Bu yüzden de en içteki boyutta yaptığın tespih ve duanın sonucu senin için oluşur daima... Ve sen “Ben şöyle dua ettim tespih çektim ama neticesini göremedim” dersin...
Bu sebepledir ki, kişinin, dilindeki dua ve tespihinden öte; düşüncesindeki ve hâlindeki dua ve tespihi daha önemli ve geçerlidir... Tıpkı şeytanın “lâ havle” çekmesi gibi... O da dua ve tespih etmektedir... Daha önceki sohbetleri izleyenler bunu anlayacaklardır...
Soru
− Rasûlullâh Efendimiz, “Benim şefaatim, ümmetimden büyük günah sahipleri içindir” buyuruyorlar. Büyük günah sahiplerinden kastedilen kimlerdir? Açabilir misiniz Üstadım. Teşekkür ederiz.
Üstad
− Bu açıklamasından benim anladığım, şefaatin ŞİRKİ HAFÎ ehline olduğudur... Çünkü şirki hafî en büyük günahtır!.. Mutlak şirkin zaten bağışlanması yoktur... Şirki hafî ise bunun dışında kalan günahların en büyüğü ve bütün günahların kökenidir!
Soru
− Üstadım, sâlih bir rüyayı gören sâlih kişi, velâyet mertebelerinin üst kademelerinde yer alan kemâlât ehli midir..?
Üstad
− Sâlih kişi tâbiri çok yüksek bir kemâlâtı anlatır... Ben kendim için sâlih bir kişi diyemem... Dolayısıyla sâlih kişiler hakkında fazla bilgim yok!
Soru
− İnsan-ı Kâmil’den okuduğum ve anlayabildiğim kadarıyla aktarmaya çalışacağım: Cenab-ı Hakk’ın hâkim olan sıfatları Celâl ve Cemâl diye gruplanabiliyor.

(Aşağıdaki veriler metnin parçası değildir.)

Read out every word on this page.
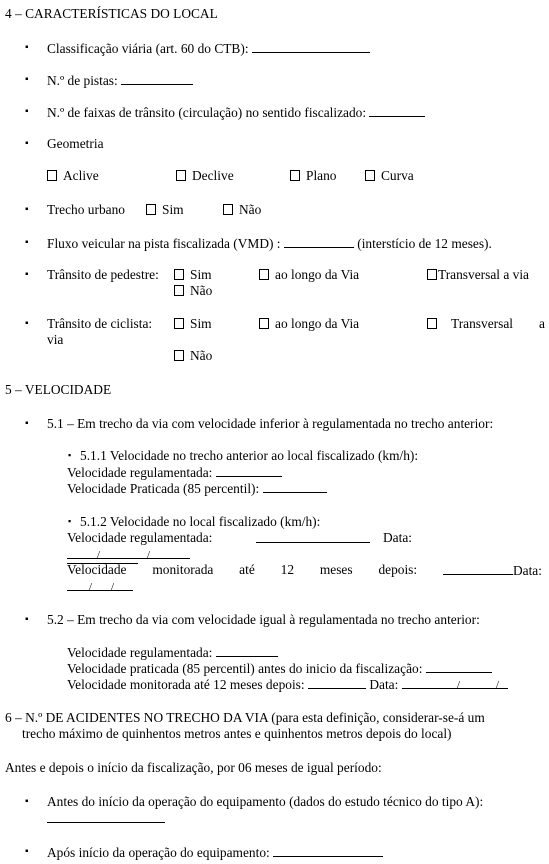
4 – CARACTERÍSTICAS DO LOCAL
▪ Classificação viária (art. 60 do CTB):
▪ N.º de pistas:
▪ N.º de faixas de trânsito (circulação) no sentido fiscalizado:
▪ Geometria
Aclive	Declive	Plano	Curva
▪ Trecho urbano	Sim	Não
▪ Fluxo veicular na pista fiscalizada (VMD) :	(interstício de 12 meses).
▪ Trânsito de pedestre:	Sim	ao longo da Via	Transversal a via
Não
▪ Trânsito de ciclista:	Sim	ao longo da Via	Transversal a
via
Não
5 – VELOCIDADE
▪ 5.1 – Em trecho da via com velocidade inferior à regulamentada no trecho anterior:
▪ 5.1.1 Velocidade no trecho anterior ao local fiscalizado (km/h):
Velocidade regulamentada:
Velocidade Praticada (85 percentil):
▪ 5.1.2 Velocidade no local fiscalizado (km/h):
Velocidade regulamentada:	Data:
/	/
Velocidade monitorada até 12 meses depois:	Data:
/ /
▪ 5.2 – Em trecho da via com velocidade igual à regulamentada no trecho anterior:
Velocidade regulamentada:
Velocidade praticada (85 percentil) antes do inicio da fiscalização:
Velocidade monitorada até 12 meses depois:	Data:	/	/
6 – N.º DE ACIDENTES NO TRECHO DA VIA (para esta definição, considerar-se-á um
trecho máximo de quinhentos metros antes e quinhentos metros depois do local)
Antes e depois o início da fiscalização, por 06 meses de igual período:
▪ Antes do início da operação do equipamento (dados do estudo técnico do tipo A):
▪ Após início da operação do equipamento:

Ve biliyoruz ki insan Esmâ’dan terkip, ayrıca kitapta dendiğine göre ferdî vasıfları da dörde ayırmak mümkün... O zaman insan terkibinin de bu iki grup sıfattan oluştuğunu düşünebilir miyiz? Teşekkürler...
Üstad
− Sen beni çeşitli vasıflarımla kendine göre anlamak amacıyla çeşitli tasniflere tâbi tutabilirsin, ama bu ayırım ve sıralama ve öncelikler SANA GÖREdir!.. Ben ise tek bir bütünüm!
Soru
− “Hayır senin yeddindedir.” Meâlini lütfen açıklar mısınız? (Mâlik’el mülk’ten)
Üstad
− “Hayır”, senin kudretinle açığa çıkmaktadır, bunu idrak ettim demektir... Eden için tabii... Yoksa sadece lafını söylemiş olur...
Soru
− Nebi ile Enbiyâ arasındaki fark nedir..?
Üstad
− Nebi tekildir, Enbiyâ çoğuldur...
Soru
− Elmalı’nın tefsirinde bulunup, sizin de kitaplarınıza aldığınız bir bölümde “Belki âlemde ikrah vardır ama dinde yoktur” deniyor: Âlem(ler) din diye anlatılanın dışında olmadığına gore, bu alıntıyı nasıl anlamlıyız?..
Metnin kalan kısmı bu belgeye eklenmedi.